Development of R-Group Fingerprints Based on the Local Landscape from an Attachment Point of a Molecular Structure

Molecular fingerprints are indispensable in medicinal chemistry for quantifying chemical structures. Fingerprints can be calculated for substructures with attachment points, which are positions where a substructure and a corresponding core structure connect. Because structures with attachment points can be crucial for understanding structure-activity relationships, fingerprints specialized for representing this structural feature are required. R-group fingerprints and R-group descriptors were proposed previously for this purpose; however, these molecular representations have limitations. Current R-group fingerprints do not emphasize information about attachment points, and R-group descriptors are too sensitive to changes in the topological path length from an attachment point. In the present work, we developed novel R-group fingerprints, termed R-path fingerprints, which contain substituent information from an attachment point without being sensitive to small differences in topological distances.
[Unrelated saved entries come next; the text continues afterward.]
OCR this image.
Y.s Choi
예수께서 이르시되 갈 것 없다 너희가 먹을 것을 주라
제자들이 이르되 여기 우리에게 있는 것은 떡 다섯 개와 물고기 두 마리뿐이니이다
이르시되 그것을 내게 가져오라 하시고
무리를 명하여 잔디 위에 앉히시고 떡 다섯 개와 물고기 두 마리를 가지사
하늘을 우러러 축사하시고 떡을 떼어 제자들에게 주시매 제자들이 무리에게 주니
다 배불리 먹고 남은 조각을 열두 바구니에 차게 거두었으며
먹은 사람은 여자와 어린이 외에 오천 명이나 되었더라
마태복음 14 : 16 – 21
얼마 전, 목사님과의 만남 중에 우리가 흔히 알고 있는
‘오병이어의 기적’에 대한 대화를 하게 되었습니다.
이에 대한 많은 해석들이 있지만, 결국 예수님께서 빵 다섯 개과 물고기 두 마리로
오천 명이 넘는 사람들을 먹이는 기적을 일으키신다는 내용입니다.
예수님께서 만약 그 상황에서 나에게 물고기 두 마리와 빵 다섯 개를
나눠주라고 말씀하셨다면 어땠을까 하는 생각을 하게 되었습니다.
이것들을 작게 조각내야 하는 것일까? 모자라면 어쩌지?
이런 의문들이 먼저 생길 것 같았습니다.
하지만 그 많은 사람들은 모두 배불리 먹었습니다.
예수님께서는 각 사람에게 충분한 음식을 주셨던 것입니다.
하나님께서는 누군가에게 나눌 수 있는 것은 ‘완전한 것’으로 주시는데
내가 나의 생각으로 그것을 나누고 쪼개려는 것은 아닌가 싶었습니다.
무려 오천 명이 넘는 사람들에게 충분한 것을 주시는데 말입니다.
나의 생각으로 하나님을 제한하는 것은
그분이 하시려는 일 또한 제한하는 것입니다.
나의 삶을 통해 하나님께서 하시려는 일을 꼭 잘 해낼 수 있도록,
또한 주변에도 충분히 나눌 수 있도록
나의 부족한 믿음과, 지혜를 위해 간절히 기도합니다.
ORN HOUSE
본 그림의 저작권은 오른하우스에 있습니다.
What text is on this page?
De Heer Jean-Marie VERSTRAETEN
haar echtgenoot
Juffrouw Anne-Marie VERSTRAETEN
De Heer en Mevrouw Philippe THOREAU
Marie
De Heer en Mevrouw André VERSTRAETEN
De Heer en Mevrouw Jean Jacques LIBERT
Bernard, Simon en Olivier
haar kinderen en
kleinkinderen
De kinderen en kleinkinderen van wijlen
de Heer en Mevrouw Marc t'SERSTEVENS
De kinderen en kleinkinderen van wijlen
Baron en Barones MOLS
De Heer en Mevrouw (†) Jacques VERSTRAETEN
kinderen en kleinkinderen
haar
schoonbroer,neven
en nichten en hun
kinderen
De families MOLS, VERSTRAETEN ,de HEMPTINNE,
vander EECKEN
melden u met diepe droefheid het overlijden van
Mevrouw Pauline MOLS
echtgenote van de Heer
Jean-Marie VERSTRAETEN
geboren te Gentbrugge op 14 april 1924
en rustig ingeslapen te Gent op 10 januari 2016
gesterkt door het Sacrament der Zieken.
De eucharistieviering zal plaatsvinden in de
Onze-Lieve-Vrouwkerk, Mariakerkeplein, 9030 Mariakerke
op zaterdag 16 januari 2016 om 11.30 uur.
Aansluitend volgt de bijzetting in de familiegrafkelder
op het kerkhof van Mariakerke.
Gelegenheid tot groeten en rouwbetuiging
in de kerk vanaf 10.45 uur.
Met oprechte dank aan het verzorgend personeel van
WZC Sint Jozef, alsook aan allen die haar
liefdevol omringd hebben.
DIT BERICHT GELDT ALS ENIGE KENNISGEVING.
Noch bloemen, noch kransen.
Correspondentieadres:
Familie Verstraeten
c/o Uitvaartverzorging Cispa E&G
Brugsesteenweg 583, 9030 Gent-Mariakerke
The concept of the R-path fingerprints is to describe a chemical substructure from the viewpoint of an attachment point, to distinguish atomistic information around the attachment point and other parts of the substructure. This was achieved by considering all the paths on the shortest path between the attachment point and each atom in a substituent. Benchmark testing was conducted, including comparisons of similarity distributions and potency prediction for R-group substituents. The results showed that R-path fingerprints should be useful for classifying and comparing substructures with attachment points.